Since they take a long time to execute, any sane profiler will detect them with a regular time profile, unless, of course, they are found in a rather "hot" code. There are still separate performance counters (PMU registers) that respond exclusively to such cases, with their help you can find these operations in a large program, even if they do not take a lot of absolute time (just why?). The most popular tools for this are Vtune and Linux perf. You can also use PCM , but it will not show where the instruction is located.

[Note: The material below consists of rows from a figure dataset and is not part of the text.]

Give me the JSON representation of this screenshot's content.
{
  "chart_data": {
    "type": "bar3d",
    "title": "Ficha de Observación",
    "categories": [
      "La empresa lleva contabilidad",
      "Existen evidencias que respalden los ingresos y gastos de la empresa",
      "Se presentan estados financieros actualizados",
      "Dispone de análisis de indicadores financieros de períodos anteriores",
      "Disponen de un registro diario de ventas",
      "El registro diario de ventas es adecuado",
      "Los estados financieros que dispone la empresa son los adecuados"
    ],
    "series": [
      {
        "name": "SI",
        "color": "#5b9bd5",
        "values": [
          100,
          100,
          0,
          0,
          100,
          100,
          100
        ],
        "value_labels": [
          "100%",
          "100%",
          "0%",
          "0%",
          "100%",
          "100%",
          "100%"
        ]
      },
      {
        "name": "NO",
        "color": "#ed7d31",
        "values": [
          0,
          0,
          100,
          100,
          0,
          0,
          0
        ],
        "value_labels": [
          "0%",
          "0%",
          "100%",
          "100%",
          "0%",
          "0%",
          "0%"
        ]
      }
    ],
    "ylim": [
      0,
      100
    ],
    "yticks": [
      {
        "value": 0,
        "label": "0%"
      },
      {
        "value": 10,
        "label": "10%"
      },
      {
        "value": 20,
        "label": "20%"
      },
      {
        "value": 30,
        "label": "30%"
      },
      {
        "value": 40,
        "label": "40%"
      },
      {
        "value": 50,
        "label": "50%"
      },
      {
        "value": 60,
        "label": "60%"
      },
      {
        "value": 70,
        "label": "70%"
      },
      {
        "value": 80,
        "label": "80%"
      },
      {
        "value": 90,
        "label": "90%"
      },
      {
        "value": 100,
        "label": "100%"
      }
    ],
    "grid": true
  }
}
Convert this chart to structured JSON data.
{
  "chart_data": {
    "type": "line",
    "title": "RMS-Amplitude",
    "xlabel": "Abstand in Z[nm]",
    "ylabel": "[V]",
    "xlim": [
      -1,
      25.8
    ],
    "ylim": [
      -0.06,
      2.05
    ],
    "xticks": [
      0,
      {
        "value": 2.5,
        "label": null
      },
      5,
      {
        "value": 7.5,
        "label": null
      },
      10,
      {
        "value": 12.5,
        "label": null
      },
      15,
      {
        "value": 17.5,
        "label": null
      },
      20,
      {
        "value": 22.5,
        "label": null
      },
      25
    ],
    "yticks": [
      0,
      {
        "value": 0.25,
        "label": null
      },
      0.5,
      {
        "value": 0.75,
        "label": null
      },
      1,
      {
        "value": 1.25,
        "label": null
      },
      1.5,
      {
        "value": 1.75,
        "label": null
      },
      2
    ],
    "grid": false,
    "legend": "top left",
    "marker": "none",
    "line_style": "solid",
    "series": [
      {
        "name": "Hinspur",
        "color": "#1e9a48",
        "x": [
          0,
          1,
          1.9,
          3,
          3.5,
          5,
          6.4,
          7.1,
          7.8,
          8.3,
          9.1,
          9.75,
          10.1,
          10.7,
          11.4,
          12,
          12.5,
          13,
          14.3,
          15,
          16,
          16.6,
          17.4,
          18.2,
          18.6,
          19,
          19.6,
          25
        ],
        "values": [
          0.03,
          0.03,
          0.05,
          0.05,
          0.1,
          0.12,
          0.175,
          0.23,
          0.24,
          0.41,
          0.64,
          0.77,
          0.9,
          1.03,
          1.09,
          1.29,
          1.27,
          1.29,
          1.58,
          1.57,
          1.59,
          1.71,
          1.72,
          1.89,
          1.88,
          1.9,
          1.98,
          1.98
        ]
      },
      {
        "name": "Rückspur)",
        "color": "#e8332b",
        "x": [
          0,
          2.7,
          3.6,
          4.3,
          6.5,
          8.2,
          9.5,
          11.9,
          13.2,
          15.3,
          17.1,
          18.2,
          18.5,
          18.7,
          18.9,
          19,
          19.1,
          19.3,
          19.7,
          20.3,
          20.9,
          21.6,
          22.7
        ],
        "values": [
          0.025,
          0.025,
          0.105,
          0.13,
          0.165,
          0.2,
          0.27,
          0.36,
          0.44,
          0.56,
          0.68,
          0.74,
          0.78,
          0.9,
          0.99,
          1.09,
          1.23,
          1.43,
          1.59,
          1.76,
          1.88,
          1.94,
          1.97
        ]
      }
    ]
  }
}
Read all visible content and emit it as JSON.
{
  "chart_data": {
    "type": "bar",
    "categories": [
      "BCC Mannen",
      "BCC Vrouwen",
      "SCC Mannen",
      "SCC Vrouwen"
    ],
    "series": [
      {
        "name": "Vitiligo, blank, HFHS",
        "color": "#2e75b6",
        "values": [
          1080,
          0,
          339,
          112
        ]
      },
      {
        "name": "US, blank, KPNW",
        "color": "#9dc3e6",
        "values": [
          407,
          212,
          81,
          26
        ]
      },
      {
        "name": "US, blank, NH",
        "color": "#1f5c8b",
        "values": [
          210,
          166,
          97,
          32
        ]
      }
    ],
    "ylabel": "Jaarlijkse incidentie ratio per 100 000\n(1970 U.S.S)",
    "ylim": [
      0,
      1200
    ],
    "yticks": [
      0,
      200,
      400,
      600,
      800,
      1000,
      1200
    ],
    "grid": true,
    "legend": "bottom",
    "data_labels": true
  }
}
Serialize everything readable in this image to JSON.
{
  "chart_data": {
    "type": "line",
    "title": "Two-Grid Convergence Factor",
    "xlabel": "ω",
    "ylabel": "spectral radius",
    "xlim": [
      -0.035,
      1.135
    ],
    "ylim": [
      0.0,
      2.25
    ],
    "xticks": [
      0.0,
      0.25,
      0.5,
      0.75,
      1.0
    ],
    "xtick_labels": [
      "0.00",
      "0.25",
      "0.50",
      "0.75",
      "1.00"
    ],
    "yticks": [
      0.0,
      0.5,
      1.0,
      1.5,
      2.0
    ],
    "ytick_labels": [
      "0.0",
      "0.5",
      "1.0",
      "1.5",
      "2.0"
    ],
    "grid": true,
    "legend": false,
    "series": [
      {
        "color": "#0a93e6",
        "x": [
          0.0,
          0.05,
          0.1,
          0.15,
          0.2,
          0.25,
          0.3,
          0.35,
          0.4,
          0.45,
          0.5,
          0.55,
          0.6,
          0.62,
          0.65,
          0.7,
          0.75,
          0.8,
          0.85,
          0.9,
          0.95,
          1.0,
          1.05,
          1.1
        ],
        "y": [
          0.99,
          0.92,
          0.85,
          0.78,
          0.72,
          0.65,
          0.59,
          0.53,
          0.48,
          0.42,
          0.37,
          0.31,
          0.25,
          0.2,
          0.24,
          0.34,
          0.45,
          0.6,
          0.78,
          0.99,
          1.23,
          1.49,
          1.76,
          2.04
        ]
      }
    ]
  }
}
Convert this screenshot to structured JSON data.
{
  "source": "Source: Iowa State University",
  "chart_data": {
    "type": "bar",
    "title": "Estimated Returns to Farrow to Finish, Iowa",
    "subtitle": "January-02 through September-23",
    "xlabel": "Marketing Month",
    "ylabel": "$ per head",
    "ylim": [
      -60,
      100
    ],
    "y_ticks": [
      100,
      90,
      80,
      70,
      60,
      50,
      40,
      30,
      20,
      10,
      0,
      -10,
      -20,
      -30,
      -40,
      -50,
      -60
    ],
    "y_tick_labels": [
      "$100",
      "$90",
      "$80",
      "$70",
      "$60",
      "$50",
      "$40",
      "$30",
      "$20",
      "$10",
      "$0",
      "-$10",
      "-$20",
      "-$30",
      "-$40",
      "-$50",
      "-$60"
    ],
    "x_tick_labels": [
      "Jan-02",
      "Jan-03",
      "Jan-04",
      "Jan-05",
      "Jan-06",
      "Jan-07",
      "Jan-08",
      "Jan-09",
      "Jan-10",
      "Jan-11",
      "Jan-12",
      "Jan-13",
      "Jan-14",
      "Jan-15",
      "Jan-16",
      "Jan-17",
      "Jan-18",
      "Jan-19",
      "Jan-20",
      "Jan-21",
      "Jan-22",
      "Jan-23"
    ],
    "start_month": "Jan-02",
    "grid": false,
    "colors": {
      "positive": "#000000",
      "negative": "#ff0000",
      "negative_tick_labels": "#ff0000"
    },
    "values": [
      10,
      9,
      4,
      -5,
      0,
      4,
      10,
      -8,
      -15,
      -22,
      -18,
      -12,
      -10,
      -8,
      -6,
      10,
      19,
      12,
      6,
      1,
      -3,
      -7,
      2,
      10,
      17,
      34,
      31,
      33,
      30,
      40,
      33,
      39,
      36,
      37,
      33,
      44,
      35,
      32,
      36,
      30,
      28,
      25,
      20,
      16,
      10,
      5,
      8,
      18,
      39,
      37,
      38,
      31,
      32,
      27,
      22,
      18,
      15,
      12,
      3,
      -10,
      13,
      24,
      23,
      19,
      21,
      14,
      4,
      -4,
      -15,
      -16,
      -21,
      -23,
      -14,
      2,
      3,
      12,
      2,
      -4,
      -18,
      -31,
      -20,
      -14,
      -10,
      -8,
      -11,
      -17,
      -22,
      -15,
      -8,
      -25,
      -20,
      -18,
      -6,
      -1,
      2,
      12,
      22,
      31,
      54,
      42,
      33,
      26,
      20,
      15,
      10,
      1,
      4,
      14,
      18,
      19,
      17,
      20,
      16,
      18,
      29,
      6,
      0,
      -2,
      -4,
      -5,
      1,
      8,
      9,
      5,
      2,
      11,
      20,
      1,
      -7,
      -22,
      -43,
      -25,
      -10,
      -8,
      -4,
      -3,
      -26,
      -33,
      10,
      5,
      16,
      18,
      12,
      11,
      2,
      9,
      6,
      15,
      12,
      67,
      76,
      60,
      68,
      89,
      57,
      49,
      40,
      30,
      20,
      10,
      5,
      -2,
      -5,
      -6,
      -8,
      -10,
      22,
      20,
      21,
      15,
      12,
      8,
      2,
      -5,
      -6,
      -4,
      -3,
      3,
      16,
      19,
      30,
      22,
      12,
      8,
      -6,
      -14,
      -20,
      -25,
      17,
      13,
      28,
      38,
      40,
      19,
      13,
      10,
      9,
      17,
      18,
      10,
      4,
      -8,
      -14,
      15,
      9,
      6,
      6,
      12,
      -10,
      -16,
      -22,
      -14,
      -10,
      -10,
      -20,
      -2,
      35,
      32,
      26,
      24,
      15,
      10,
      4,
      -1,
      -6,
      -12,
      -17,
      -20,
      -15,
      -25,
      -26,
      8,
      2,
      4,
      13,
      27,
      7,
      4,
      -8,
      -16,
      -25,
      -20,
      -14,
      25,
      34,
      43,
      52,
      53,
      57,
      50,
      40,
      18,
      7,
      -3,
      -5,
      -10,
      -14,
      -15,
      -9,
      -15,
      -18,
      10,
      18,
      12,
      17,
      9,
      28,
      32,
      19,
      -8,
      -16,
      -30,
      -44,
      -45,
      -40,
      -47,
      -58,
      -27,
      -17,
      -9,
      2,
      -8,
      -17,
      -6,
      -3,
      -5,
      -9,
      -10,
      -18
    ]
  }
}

Villain number four.The x86 command (actually x87), which can execute almost 700 clock cycles, is FYl2X. Computes the binary logarithm multiplied by the second operand. There is no analogue in SSE, therefore it is still found in nature. There is no special counter.
Villain number three. Perhaps a bit artificial example, but used often. Fortunately, mostly in drivers.
Team MFENCE (or its subsets - LFENCE, SFENCE. By the way, LFENCE + SFENCE! = MFENCE). If a long operation with memory or PCIe write was performed before MFENCE, for example, an operation with non-temporal (MOVNTI, MOVNTPS, MASKMOVDQU, etc.) or with an operand located in write through / write combined memory area, then the “fence” itself will take almost a microsecond or longer. A performance counter exists for this situation, but it’s not in the processor core, but in “uncore”, it is easier to work with it through PCM.
Villain number two. Here is a very simple code.
double fptest = 3000000000.0f; // Same with float. // TSC1 int inttest = 2 + fptest; // TSC2 time = TSC2 - TSC1;
What do you think will be approximately equal to time? (It doesn't matter if this code compiles to x87 or scalar SSE). This single instruction will be executed in 1-2 microseconds. This is the so-called denormal operation, a special case handled by a long sequence of microcode. Caught easily, PMU register - performance counter called FP_ASSIST.ALL. By the way, it is quite obvious that measuring the TSC difference when executing one (or even several dozen) instructions is almost always pointless. This case is an exception, we measure a long microcode.
The main villain.
static unsigned char array [128];
for (int i = 0; i <64; i ++) if ((int) (array + i)% 64 == 63) break;
lock = (unsigned int *) (array + i);
for (i = 0; i <1024; i ++) * (lock) ++; // prime
// TSC1
asm volatile (
"lock xaddl% 1, (% 0) \ n"
: // no output
: "r" (lock), "r" (1));
// or in Windows, just InterlockedIncrement (lock);
// TSC2
time = TSC2 - TSC1;
Well and a bonus - unlike other participants of the hit parade, this code will make all other kernels also stop for a smoke break for a period of several thousand measures.
This is also caught using Vtune, perf, PCM, etc. using the counter LOCK_CYCLES.SPLIT_LOCK_UC_LOCK_DURATION. An example may seem far-fetched, but over the past year I have encountered this problem with my clients twice. In one of the cases, LOCK_CYCLES.SPLIT_LOCK_UC_LOCK_DURATION went off scale when initializing a huge program written in .net. I didn’t figure it out then, the runtime or the client code located the mutex so unsuccessfully, but the performance drained seriously - another, independent program running on a different kernel slowed down thirty times.
Does anyone know an even slower instruction? (REP MOV not to offer).